Doug Rowe

Personal information
- Full name: Douglas Heath Rowe
- Date of birth: 9 July 1909
- Place of birth: Nottingham, England
- Date of death: 6 May 1978 (aged 68)
- Place of death: Grimsby, England
- Height: 5 ft 9 in (1.75 m)
- Position: Outside left

Youth career
- Sneinton

Senior career*
- Years: Team / Apps / (Gls)
- 1932–1933: Luton Town / 23 / (8)
- 1933–1934: Lincoln City / 11 / (5)
- 1934: Southampton / 2 / (1)
- 1934–1935: US Tourcoing

= Doug Rowe (footballer) =

English footballer

Douglas Heath Rowe (6 July 1909 – 6 May 1978) was an English professional footballer who played as an outside forward for Luton Town, Lincoln City and Southampton in the 1930s.

==Football career==
Rowe was born in Nottingham and played his early football with the local Sneinton village side before joining Luton Town in March 1932. After a season with Luton in the Football League Third Division South, in which he made 23 appearances with eight goals, Rowe moved to Lincoln City of the Second Division.

After a year with the "Imps", when he was used as understudy to Jack Wilkinson, Rowe had made eleven appearances at outside left scoring five goals.

In August 1934, he moved to the south coast to join Southampton.
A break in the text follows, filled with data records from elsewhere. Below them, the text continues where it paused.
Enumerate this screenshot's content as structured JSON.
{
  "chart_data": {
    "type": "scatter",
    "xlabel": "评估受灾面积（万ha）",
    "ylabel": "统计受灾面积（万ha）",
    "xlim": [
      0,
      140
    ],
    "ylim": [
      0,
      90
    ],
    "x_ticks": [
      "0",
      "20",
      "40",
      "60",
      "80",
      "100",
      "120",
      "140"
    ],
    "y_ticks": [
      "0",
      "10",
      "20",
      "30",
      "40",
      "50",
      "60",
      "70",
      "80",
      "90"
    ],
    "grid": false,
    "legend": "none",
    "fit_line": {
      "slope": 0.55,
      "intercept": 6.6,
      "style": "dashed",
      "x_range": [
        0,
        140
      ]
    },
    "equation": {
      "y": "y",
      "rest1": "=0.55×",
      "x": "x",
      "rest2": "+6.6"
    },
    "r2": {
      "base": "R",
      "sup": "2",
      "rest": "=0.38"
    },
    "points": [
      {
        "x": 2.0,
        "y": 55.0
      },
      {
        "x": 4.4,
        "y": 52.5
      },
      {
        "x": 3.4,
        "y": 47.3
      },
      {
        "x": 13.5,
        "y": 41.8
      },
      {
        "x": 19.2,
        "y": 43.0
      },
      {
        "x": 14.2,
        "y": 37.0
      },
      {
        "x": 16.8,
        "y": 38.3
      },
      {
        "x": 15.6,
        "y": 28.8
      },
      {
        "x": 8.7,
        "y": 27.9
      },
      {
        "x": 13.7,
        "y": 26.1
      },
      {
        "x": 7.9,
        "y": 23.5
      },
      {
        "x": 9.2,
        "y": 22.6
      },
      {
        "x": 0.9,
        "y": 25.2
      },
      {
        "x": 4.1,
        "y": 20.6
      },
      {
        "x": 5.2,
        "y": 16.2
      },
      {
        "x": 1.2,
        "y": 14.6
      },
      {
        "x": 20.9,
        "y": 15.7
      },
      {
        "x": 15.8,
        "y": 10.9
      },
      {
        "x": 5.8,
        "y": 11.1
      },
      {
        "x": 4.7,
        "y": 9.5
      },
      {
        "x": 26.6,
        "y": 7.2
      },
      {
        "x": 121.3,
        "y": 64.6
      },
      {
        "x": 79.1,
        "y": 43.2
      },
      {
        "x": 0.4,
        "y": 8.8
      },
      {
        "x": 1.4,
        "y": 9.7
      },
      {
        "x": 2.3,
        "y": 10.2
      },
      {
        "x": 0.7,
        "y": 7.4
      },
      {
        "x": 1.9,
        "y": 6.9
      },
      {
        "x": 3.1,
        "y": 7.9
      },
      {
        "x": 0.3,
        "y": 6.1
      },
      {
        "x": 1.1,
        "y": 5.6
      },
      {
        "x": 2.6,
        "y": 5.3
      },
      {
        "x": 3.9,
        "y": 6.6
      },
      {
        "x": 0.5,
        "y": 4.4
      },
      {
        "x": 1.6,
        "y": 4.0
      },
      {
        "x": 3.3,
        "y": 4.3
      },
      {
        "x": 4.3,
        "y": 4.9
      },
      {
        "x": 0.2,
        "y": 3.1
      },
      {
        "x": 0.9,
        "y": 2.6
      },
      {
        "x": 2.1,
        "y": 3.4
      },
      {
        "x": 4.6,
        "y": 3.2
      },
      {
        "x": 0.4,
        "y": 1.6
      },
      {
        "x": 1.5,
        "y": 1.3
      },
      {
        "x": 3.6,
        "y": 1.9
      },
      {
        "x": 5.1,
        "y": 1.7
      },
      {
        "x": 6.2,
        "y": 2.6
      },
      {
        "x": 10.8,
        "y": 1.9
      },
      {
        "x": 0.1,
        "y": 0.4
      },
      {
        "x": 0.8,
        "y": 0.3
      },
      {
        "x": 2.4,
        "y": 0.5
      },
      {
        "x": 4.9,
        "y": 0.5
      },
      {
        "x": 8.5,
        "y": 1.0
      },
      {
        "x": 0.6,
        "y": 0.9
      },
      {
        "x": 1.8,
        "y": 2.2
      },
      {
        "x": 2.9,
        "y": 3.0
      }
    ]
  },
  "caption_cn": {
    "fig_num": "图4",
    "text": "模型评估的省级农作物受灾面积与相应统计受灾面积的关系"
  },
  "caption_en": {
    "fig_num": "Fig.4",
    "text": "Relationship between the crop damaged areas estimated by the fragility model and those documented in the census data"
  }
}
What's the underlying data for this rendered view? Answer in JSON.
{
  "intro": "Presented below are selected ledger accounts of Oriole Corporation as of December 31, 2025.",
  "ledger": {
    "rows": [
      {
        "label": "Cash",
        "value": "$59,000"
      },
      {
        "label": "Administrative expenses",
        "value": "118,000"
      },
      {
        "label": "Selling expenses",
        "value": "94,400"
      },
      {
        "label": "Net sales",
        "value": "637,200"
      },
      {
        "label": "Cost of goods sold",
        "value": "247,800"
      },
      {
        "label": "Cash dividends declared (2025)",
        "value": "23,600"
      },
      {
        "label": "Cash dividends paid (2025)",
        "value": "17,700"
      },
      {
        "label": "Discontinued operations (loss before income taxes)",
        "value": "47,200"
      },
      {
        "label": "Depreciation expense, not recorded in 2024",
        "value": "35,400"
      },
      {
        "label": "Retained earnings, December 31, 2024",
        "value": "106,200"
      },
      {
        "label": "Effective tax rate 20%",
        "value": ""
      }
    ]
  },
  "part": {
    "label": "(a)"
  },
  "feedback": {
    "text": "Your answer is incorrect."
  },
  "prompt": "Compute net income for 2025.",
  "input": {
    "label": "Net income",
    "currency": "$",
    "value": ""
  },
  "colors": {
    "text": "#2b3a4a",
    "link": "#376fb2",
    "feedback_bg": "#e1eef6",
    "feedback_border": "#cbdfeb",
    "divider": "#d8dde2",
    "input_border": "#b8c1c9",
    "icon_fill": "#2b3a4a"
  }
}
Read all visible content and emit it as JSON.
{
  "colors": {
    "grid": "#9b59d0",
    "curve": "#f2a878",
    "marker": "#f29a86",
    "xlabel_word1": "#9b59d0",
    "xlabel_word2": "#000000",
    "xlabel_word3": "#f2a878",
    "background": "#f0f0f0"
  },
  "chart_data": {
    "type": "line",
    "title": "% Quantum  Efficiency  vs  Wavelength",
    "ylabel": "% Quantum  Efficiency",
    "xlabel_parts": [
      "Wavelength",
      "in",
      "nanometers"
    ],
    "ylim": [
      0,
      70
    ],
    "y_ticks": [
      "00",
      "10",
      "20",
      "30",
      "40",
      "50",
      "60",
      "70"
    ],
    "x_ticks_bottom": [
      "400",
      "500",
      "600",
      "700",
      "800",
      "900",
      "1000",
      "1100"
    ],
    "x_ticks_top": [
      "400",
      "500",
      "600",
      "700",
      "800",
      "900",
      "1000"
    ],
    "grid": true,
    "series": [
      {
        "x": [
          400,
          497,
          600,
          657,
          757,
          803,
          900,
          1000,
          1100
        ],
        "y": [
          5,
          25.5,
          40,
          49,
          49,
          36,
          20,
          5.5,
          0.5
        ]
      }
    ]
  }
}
He played in two of the first three matches of the season, scoring in his second match, a 2–2 draw with Oldham Athletic, before he lost his place to Laurie Fishlock. Before long, Rowe requested a transfer and he moved to France to join US Tourcoing.

His time in France was brief, and by the following summer he had returned to England.

==Family and career outside football==
His brother, Bernard was a wrestler, who competed in the 1924 and 1928 Summer Olympics and won a silver medal at the 1934 Empire Games.

Doug himself was a top-class wrestler, winning the England Amateur Welterweight Championship, and also won prizes as a weight-lifter.